I’ve been thinking about the length of days in a lot of contexts recently. Whether it’s the length of daylight, the amount I can get done in a day, or the number of days allotted us before death, I seem to be encountering the issues.
I was driving home from Salem on Friday night last week, watching the last light disappear from the sky. It finally became dark enough that I couldn’t really tell that the sky was at all illumined by the sun at 10:10 PM. I came out of CubeSpace yesterday after closing, at 9:05 PM, and it was still really light. I haven’t opened CubeSpace in the dark in over a month. There is just tons more light in the day than there used to be. Yay, Light!
Somehow, the longer days aren’t resulting in me being able to achieve radically more. The number of hours in a day, and more importantly, the number of hours in a days when I can work effectively, seems to be about the same. Which is frustrating. I am getting a little more knitting done (I just finished the second sock of a pair that I’ve made for myself–pictures to follow), but in terms of real work, not as much is getting done as I would really like. So I’m going to try to step up the pace a little over the course of June, because over July and August, I suspect it will be more difficult to get work done, what with people being on vacation and all.
Finally, I’ve been doing a lot of funeral-type work this week. A funeral yesterday, memorial prayers tomorrow. Death has this way of focusing one on what really matters.

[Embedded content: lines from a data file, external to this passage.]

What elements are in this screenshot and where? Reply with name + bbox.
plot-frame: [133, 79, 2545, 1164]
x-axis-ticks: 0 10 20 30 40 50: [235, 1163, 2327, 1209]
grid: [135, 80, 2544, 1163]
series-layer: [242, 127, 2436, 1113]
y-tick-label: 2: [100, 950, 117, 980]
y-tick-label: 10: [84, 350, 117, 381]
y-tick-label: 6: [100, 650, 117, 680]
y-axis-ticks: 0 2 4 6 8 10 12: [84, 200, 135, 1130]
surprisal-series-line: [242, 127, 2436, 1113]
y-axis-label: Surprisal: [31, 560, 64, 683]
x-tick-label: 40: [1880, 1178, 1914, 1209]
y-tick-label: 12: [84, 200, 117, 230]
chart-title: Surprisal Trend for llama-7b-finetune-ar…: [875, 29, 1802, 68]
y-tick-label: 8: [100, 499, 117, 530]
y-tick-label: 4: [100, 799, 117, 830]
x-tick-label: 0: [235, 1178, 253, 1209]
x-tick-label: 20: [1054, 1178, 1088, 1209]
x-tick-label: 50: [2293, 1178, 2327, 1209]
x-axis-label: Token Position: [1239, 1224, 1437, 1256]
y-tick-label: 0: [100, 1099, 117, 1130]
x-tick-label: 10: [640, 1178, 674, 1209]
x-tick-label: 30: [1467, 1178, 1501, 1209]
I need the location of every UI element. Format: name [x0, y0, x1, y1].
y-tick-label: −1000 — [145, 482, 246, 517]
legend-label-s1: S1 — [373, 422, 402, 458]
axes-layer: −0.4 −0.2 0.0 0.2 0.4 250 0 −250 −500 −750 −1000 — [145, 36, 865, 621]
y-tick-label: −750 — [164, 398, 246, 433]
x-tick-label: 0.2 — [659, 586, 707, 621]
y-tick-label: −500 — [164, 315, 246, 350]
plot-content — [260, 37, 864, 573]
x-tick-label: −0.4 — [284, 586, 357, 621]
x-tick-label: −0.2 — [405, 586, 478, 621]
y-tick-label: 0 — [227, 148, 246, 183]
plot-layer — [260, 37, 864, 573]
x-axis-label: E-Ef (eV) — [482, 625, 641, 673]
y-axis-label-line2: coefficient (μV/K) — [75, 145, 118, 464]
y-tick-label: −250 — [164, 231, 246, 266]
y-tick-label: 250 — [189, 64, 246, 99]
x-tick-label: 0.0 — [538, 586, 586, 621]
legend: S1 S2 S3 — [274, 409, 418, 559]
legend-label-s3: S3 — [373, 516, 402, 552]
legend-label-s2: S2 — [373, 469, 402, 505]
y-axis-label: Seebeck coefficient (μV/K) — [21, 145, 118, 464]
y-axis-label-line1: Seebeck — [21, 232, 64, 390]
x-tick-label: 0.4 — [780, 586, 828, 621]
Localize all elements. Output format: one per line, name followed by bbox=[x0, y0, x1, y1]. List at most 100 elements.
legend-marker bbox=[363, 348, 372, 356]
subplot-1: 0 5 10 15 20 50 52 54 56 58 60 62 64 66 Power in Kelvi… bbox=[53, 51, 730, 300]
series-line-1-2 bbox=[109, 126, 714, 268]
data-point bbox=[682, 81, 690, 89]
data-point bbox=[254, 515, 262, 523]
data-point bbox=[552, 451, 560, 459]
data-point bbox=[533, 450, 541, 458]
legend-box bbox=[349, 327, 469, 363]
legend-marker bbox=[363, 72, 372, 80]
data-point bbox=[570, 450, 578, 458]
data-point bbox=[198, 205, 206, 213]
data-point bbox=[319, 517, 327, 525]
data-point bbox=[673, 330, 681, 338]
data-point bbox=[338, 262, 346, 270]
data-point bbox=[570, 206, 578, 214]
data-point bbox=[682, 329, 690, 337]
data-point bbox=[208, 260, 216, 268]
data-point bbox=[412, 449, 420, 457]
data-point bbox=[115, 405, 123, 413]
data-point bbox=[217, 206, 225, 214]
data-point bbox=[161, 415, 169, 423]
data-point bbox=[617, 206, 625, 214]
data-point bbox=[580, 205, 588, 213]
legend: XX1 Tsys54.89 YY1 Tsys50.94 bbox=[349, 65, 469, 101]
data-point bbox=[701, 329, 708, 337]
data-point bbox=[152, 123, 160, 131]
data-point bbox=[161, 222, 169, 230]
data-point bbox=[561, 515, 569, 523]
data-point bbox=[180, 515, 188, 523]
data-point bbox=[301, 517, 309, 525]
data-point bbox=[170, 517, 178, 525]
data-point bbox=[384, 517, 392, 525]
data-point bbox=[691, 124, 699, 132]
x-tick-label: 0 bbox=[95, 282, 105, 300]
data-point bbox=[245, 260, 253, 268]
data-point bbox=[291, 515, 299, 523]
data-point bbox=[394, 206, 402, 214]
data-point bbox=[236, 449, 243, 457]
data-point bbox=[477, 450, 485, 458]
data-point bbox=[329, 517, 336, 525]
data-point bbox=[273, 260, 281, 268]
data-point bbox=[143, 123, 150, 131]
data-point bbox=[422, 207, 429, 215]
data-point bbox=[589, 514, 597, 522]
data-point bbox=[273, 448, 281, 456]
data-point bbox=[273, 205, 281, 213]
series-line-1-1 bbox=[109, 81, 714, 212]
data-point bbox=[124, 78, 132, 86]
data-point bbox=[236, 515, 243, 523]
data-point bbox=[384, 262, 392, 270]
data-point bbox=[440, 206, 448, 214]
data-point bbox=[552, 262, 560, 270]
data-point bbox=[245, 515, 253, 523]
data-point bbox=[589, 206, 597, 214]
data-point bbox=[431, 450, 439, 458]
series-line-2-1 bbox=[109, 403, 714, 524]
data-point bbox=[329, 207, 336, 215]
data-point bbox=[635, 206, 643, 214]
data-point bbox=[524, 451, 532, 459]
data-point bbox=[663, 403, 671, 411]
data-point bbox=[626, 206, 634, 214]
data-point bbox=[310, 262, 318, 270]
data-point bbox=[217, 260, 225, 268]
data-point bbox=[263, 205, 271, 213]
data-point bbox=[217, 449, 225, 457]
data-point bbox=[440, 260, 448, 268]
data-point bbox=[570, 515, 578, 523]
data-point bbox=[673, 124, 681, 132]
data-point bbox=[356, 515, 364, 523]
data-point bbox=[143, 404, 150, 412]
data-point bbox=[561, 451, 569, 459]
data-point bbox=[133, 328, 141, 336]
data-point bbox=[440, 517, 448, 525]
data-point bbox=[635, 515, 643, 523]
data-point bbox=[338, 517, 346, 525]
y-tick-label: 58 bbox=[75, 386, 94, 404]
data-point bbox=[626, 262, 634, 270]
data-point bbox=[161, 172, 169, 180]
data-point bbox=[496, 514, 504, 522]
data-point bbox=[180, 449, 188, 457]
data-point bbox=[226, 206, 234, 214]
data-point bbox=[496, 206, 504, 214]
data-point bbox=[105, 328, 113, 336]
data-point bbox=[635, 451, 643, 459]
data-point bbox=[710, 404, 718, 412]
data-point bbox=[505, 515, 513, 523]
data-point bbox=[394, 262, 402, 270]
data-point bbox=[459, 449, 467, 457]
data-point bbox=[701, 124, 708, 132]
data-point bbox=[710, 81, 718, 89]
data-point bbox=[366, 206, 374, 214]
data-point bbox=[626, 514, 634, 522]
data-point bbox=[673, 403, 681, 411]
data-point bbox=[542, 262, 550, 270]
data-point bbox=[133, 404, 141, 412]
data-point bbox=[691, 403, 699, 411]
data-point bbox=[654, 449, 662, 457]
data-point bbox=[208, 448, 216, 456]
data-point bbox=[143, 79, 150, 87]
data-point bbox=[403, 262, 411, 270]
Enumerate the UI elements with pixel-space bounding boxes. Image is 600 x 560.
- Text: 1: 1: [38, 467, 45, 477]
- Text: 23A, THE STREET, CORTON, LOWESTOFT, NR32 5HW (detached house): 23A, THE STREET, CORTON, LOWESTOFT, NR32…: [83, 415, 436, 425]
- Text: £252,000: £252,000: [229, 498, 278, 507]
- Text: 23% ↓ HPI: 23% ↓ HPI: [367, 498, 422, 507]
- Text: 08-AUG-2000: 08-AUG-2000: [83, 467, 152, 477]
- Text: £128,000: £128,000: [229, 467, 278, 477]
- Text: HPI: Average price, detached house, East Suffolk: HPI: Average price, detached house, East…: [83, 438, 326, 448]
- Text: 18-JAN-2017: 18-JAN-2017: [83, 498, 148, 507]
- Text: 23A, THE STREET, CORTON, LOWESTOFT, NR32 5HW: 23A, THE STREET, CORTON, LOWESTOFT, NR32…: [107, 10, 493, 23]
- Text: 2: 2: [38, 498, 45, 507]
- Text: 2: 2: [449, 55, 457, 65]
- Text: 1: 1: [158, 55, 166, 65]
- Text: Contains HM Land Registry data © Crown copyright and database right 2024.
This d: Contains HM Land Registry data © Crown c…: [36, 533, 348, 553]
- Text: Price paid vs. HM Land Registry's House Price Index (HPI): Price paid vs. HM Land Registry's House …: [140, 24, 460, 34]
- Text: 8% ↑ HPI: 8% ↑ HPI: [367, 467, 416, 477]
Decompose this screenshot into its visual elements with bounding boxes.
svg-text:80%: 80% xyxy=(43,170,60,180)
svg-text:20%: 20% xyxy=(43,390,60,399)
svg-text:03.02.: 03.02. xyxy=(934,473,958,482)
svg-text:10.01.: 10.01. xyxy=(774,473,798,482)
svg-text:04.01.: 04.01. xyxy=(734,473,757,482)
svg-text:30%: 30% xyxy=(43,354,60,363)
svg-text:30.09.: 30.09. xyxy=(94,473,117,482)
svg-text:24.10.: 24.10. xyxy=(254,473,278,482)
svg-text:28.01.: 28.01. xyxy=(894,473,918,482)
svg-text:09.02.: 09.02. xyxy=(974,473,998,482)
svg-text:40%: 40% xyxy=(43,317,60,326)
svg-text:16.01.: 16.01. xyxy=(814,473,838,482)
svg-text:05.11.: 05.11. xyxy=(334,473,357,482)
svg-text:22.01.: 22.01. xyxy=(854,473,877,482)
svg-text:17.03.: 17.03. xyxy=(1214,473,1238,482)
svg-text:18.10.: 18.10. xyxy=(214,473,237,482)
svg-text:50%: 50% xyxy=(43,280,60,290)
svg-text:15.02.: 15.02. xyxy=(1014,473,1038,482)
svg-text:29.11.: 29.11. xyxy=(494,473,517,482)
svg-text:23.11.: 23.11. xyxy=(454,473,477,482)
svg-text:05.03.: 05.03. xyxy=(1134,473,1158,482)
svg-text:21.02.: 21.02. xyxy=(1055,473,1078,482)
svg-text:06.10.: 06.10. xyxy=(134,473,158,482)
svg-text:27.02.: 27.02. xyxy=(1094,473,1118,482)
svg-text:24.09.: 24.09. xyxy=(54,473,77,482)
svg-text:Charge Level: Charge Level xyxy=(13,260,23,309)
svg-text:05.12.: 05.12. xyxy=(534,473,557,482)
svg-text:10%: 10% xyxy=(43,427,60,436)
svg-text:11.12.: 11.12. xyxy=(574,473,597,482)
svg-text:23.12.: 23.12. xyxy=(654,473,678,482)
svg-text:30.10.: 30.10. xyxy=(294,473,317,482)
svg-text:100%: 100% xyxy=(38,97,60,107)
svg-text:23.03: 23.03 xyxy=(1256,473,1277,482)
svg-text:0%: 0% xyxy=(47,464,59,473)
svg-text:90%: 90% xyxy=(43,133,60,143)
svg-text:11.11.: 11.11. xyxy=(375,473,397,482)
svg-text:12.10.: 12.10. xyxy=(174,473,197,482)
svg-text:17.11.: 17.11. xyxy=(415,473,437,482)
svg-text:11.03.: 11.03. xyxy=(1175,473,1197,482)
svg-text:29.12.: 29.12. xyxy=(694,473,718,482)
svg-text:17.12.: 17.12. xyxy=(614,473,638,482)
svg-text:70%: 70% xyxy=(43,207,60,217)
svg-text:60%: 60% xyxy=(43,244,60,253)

Is it the day-to-day, or the big picture issues that matter more. Does it really matter if I get that phone call made, or should I spend a little more time with family? Unfortunately, in the longer-term, making the phone call may enable more time to be spent with family. Somehow, the simple comparisons never are.
I am increasingly aware of the fact that I am again. I was keeping track of a baseball game via the internet the other day, and I realized that the only player on the field who was my age or older was one of the pitcher…and that he was a knuckleballer (you can throw a knuckleball into your 50s–it’s a pitch that takes much more skill than athletic strength or stamina). Yet one more marker of my aging.
Yet as I age, I also feel myself becoming more competent and comfortable in who I am. My body may not be what it was when I was 25, but I’m happier with who I am.